Ummm, really? I'm somehow missing all the demonstrations and public hearings and dissemination of political literature from the throngs of people who are of the opinion that religion and other views should never be forced upon young, developing minds.

In fact, I'm actually stunned that this thread has reached three pages, because normally when I listen for discussion of this topic in the public forum-at-large all I hear are crickets. I kinda wish I lived where you live, where there is such lively participatory debate on subjects like this. Until my experience changes, I'll stick to the suspicion that my original idea is 100% radioactive -- completely untouchable politically -- and that the Church Is Good For Kids view is on-track to remain a dominant and unchallenged paradigm for decades to come.

As far as the suggestions that I'm cherry-picking, again I say no. I'm not demanding the right to form tax-exempt institutions that have the teaching of my preferred spiritual beliefs as part of their mandate. I haven't really addressed my own spiritual beliefs at all in this thread, though -- the thread bloomed out of my re-consideration of some of my civic beliefs, which I assure you are largely separate.

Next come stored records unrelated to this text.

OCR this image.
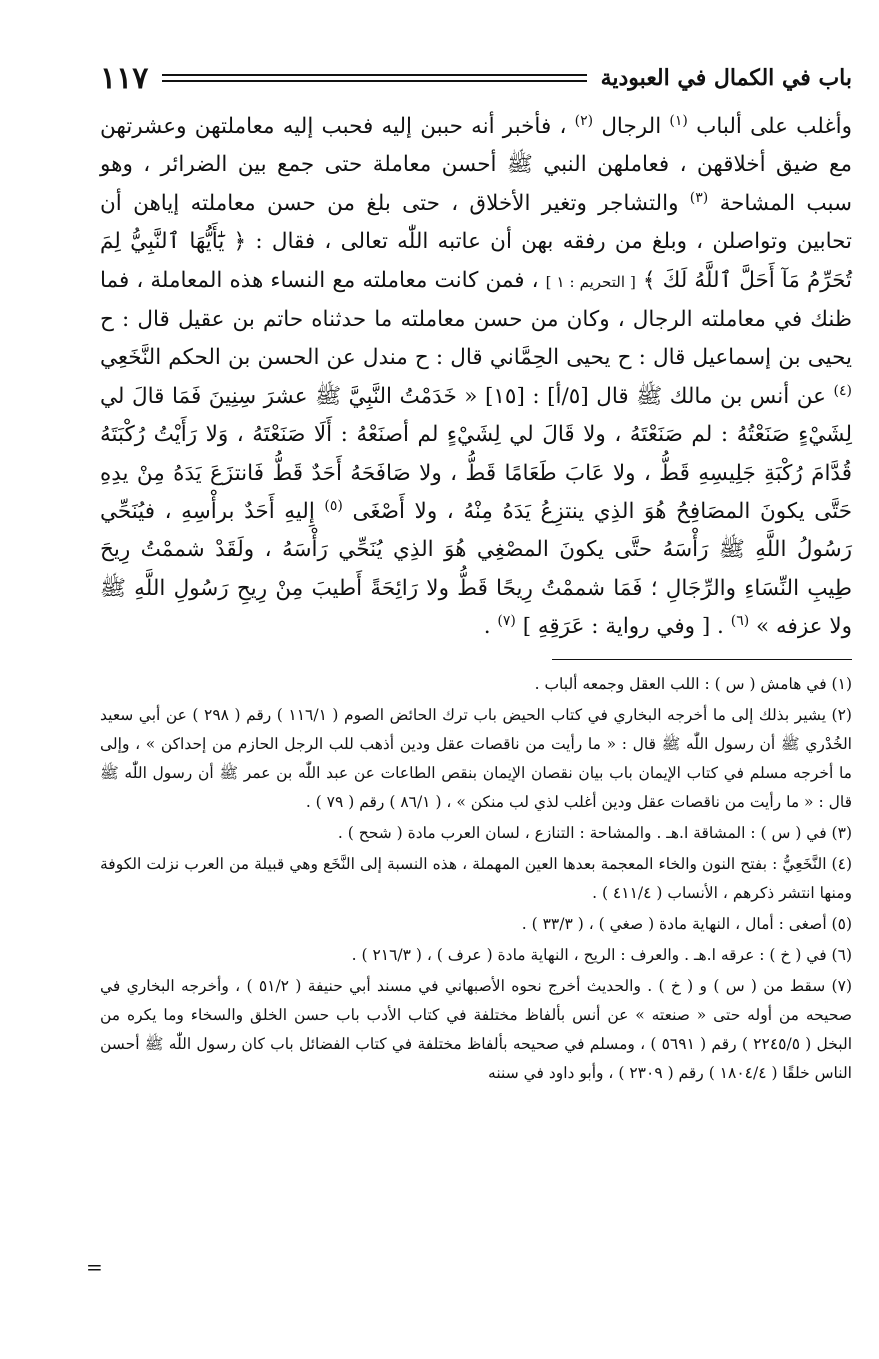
باب في الكمال في العبودية
١١٧

وأغلب على ألباب $^{(١)}$ الرجال $^{(٢)}$ ، فأخبر أنه حببن إليه فحبب إليه معاملتهن وعشرتهن مع ضيق أخلاقهن ، فعاملهن النبي ﷺ أحسن معاملة حتى جمع بين الضرائر ، وهو سبب المشاحة $^{(٣)}$ والتشاجر وتغير الأخلاق ، حتى بلغ من حسن معاملته إياهن أن تحابين وتواصلن ، وبلغ من رفقه بهن أن عاتبه اللّٰه تعالى ، فقال : ﴿ يَٰٓأَيُّهَا ٱلنَّبِيُّ لِمَ تُحَرِّمُ مَآ أَحَلَّ ٱللَّهُ لَكَ ﴾ [ التحريم : ١ ] ، فمن كانت معاملته مع النساء هذه المعاملة ، فما ظنك في معاملته الرجال ، وكان من حسن معاملته ما حدثناه حاتم بن عقيل قال : ح يحيى بن إسماعيل قال : ح يحيى الحِمَّاني قال : ح مندل عن الحسن بن الحكم النَّخَعِي $^{(٤)}$ عن أنس بن مالك ﷺ قال [٥/أ] : [١٥] « خَدَمْتُ النَّبِيَّ ﷺ عشرَ سِنِينَ فَمَا قالَ لي لِشَيْءٍ صَنَعْتُهُ : لم صَنَعْتَهُ ، ولا قَالَ لي لِشَيْءٍ لم أصنَعْهُ : أَلَا صَنَعْتَهُ ، وَلا رَأَيْتُ رُكْبَتَهُ قُدَّامَ رُكْبَةِ جَلِيسِهِ قَطُّ ، ولا عَابَ طَعَامًا قَطُّ ، ولا صَافَحَهُ أَحَدٌ قَطُّ فَانتزَعَ يَدَهُ مِنْ يدِهِ حَتَّى يكونَ المصَافِحُ هُوَ الذِي ينتزِعُ يَدَهُ مِنْهُ ، ولا أَصْغَى $^{(٥)}$ إِليهِ أَحَدٌ برأْسِهِ ، فيُنَحِّي رَسُولُ اللَّهِ ﷺ رَأْسَهُ حتَّى يكونَ المصْغِي هُوَ الذِي يُنَحِّي رَأْسَهُ ، ولَقَدْ شممْتُ رِيحَ طِيبِ النِّسَاءِ والرِّجَالِ ؛ فَمَا شممْتُ رِيحًا قَطُّ ولا رَائِحَةً أَطيبَ مِنْ رِيحِ رَسُولِ اللَّهِ ﷺ ولا عزفه » $^{(٦)}$ . [ وفي رواية : عَرَقِهِ ] $^{(٧)}$ .

(١) في هامش ( س ) : اللب العقل وجمعه ألباب .

(٢) يشير بذلك إلى ما أخرجه البخاري في كتاب الحيض باب ترك الحائض الصوم ( ١١٦/١ ) رقم ( ٢٩٨ ) عن أبي سعيد الخُدْري ﷺ أن رسول اللّٰه ﷺ قال : « ما رأيت من ناقصات عقل ودين أذهب للب الرجل الحازم من إحداكن » ، وإلى ما أخرجه مسلم في كتاب الإيمان باب بيان نقصان الإيمان بنقص الطاعات عن عبد اللّٰه بن عمر ﷺ أن رسول اللّٰه ﷺ قال : « ما رأيت من ناقصات عقل ودين أغلب لذي لب منكن » ، ( ٨٦/١ ) رقم ( ٧٩ ) .

(٣) في ( س ) : المشاقة ا.هـ . والمشاحة : التنازع ، لسان العرب مادة ( شحح ) .

(٤) النَّخَعِيُّ : بفتح النون والخاء المعجمة بعدها العين المهملة ، هذه النسبة إلى النَّخَع وهي قبيلة من العرب نزلت الكوفة ومنها انتشر ذكرهم ، الأنساب ( ٤١١/٤ ) .

(٥) أصغى : أمال ، النهاية مادة ( صغي ) ، ( ٣٣/٣ ) .

(٦) في ( خ ) : عرقه ا.هـ . والعرف : الريح ، النهاية مادة ( عرف ) ، ( ٢١٦/٣ ) .

(٧) سقط من ( س ) و ( خ ) . والحديث أخرج نحوه الأصبهاني في مسند أبي حنيفة ( ٥١/٢ ) ، وأخرجه البخاري في صحيحه من أوله حتى « صنعته » عن أنس بألفاظ مختلفة في كتاب الأدب باب حسن الخلق والسخاء وما يكره من البخل ( ٢٢٤٥/٥ ) رقم ( ٥٦٩١ ) ، ومسلم في صحيحه بألفاظ مختلفة في كتاب الفضائل باب كان رسول اللّٰه ﷺ أحسن الناس خلقًا ( ١٨٠٤/٤ ) رقم ( ٢٣٠٩ ) ، وأبو داود في سننه

=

Moral condemnation of non-heterosexuals is, in my view, anti-social. But there are people whose subjective sense of morality compels them toward this condemnation, and I can't philosophically justify punishing people who think that way, as long as they don't break any laws because of it. And I can't justify preventing parents from raising their children this way either.

Do you see that this is separate from questioning whether or not an arbitrarily subjective moral philosophy chosen by the last generation should be institutionally presented as the "normal" one to the next generation when they are still to young to comprehend the context?

As far as conflating religion with other views, that's probably its own thread, and then some.